ほとんどの正常・異常構造物はHE染色で観察することが可能であるが、鑑別診断に重要な構造物の一部は可視化できないので(下表参照)、他の特殊染色・免疫染色を要することに留意する。ヘマトキシリン液(カラッチ、マイヤー)によって好塩基性の様子は若干異なる。
KB染色は、ニッスル(Nissl)染色のクレシルバイオレットと、ルクソールファストブルー(Luxol fast blue)の2重染色。クレシルバイオレットは粗面小胞体(ニッスル小体)を青紫色に染める。
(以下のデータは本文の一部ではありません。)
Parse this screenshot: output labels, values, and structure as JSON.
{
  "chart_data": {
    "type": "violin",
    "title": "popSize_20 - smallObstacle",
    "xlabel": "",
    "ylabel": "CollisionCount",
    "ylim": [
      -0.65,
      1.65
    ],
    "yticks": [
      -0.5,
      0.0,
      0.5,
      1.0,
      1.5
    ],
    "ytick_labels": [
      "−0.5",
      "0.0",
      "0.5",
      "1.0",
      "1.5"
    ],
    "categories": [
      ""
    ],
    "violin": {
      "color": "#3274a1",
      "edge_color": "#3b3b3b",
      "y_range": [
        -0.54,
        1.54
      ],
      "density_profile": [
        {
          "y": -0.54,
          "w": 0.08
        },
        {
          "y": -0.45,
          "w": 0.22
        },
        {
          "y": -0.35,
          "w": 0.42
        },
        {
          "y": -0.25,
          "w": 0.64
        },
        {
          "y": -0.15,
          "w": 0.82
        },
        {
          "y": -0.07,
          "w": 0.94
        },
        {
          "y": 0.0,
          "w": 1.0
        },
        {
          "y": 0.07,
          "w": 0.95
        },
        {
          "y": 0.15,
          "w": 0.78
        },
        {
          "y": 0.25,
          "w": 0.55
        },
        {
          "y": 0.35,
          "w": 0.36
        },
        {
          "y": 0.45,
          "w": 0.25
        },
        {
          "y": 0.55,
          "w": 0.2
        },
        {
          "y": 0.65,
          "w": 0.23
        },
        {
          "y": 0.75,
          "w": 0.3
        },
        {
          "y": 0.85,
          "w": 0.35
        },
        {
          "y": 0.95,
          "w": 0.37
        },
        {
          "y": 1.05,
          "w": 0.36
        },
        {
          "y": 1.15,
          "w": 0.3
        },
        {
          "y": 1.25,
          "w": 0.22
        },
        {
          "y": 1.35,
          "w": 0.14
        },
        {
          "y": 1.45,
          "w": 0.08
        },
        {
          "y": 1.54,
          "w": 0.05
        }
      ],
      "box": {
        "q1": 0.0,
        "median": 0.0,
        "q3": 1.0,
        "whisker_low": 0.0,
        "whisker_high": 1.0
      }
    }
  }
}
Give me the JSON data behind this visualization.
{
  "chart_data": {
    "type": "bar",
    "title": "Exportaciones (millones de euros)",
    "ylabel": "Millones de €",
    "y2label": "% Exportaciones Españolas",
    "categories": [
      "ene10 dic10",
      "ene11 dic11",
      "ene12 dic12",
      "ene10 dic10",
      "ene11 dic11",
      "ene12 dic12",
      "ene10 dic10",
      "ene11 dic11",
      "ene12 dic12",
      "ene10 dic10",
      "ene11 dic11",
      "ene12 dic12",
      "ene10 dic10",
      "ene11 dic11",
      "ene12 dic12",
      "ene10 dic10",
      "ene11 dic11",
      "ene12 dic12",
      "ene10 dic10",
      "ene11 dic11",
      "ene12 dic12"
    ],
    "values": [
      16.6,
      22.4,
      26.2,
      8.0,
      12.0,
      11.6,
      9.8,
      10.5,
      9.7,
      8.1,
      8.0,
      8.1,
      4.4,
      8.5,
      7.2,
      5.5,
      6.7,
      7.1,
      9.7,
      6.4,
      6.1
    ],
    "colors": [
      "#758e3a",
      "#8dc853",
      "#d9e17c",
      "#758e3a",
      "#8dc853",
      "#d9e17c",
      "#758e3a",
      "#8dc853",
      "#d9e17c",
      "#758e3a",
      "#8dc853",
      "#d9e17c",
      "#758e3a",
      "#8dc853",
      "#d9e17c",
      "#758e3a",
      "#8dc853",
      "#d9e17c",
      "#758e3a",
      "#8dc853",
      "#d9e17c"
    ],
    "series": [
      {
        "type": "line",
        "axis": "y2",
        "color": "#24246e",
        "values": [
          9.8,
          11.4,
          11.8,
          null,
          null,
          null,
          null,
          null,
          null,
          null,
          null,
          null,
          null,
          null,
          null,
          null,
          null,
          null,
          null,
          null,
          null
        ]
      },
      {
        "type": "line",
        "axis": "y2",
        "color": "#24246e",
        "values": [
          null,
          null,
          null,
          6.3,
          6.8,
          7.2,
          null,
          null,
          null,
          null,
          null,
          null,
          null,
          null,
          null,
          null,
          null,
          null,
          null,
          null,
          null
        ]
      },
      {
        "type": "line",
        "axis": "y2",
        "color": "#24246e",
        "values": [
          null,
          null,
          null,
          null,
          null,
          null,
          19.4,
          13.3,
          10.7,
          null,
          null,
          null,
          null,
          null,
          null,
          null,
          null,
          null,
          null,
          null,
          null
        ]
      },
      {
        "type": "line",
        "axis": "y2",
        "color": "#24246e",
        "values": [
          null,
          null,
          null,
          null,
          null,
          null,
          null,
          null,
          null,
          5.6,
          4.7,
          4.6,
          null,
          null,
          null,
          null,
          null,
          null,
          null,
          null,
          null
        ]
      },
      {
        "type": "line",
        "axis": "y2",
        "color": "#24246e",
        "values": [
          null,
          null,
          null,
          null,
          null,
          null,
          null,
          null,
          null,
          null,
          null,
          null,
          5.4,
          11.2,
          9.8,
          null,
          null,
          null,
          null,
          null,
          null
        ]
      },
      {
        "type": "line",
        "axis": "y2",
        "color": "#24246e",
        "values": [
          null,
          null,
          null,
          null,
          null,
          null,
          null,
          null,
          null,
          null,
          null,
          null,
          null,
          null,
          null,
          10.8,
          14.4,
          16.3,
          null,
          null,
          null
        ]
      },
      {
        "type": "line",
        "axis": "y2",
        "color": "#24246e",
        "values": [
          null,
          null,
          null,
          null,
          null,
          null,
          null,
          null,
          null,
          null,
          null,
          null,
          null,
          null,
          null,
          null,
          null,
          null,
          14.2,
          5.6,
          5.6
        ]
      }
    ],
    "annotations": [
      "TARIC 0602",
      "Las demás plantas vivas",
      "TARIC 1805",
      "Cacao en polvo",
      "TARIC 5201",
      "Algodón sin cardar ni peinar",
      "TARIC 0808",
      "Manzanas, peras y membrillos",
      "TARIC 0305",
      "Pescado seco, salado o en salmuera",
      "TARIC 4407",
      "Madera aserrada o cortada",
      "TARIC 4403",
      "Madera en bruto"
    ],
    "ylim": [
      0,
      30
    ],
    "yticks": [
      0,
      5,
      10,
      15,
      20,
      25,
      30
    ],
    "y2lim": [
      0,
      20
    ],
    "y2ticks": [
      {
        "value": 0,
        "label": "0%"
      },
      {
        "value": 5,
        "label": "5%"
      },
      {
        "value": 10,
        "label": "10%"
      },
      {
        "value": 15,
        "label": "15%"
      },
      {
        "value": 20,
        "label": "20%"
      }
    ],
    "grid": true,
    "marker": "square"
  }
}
ルクソールファストブルーは髄鞘を青色に染める。ルーペ像では、灰白質は薄く濁った青色に染まる。白質は鮮やかな青色に染まり、白質の脱落病変を検出することが容易となる。
ボディアン染色は使用する試薬が製造・販売中止なので、できなくなる日がやがて来るので、今後の対策を考えておく必要がある。メセナミン銀染色、ビルショウスキー平野変法、ホームズなどがあり、染色性が異なる。
ボディアン染色をはじめとする銀染色では、神経突起(軸索、樹状突起)の脱落、腫大性変化や発芽現象などが観察できるほか、線維成分の凝集体を検出することができる。銀染色の陽性像は、染めている構造の線維成分の密度により加減される。一般的に、ニューロフィラメントやpaired helical filamentのような構造が凝集したものが、より濃く染まる。
ガリアスも銀染色であるが、正常成分は染色せず、リン酸化タウの細胞内蓄積物質を黒く染める。一方、αシヌクレインが主たる構成成分である、多系統萎縮症(multiple sysytem atrophy)に特異的な構造物のグリア細胞質封入体(glial cytoplasmic inclusion)も明瞭に染める。ただし、αシヌクレインが構成蛋白であるレヴィ小体、レヴィ関連ニューライトは染めない(極めて薄い黒色を呈するが、この染色の陽性像とは位置づけない)。
ホルツァー染色はアストロサイトの突起内の線維成分を青紫色に染色する。正常アストロサイトでも突起内の線維成分が多ければ染めるが、一般的な用途は病変が古くなった際に形成される“瘢痕化”であるグリオーシスを染色する(下表の1)、2))。その他、神経皮膚症候群である結節性硬化症では皮質結節がグリオーシスを形成する(下表の3))。また、髄鞘の脱落がないにもかかわらず、グリオーシスが高度に形成されている状態をDissociation gliomyeliniqueと言う(下表の4))。形成機序は不明である。一方、これらグリオーシスの他、アストロサイトのfootに溜まるポリグルコサン小体である類でんぷん小体を明瞭に染めるが、本来の目的ではない副次的な染色像である。
ホルツァー染色では行程中に有害ガスが発生するためドラフト内で行う。グリオーシスを染色する代替えの染色としては、リンタングステン酸ヘマトキシリン染色(PTAH染色)があるが、あまり有用ではない。
代表的4染色による神経細胞、グリア細胞の実際の見え方を示す。神経細胞は形・大きさで識別は容易である。オリゴデンドログリアの核はリンパ球様の小さく濃染し、アストロサイトの核は比較的大きく明るいので識別できる。ボディアン染色では神経突起が染まり、KB染色(LFB染色)では神経突起の周囲の髄鞘が染色される。ホルツァー染色は正常組織では染まらない。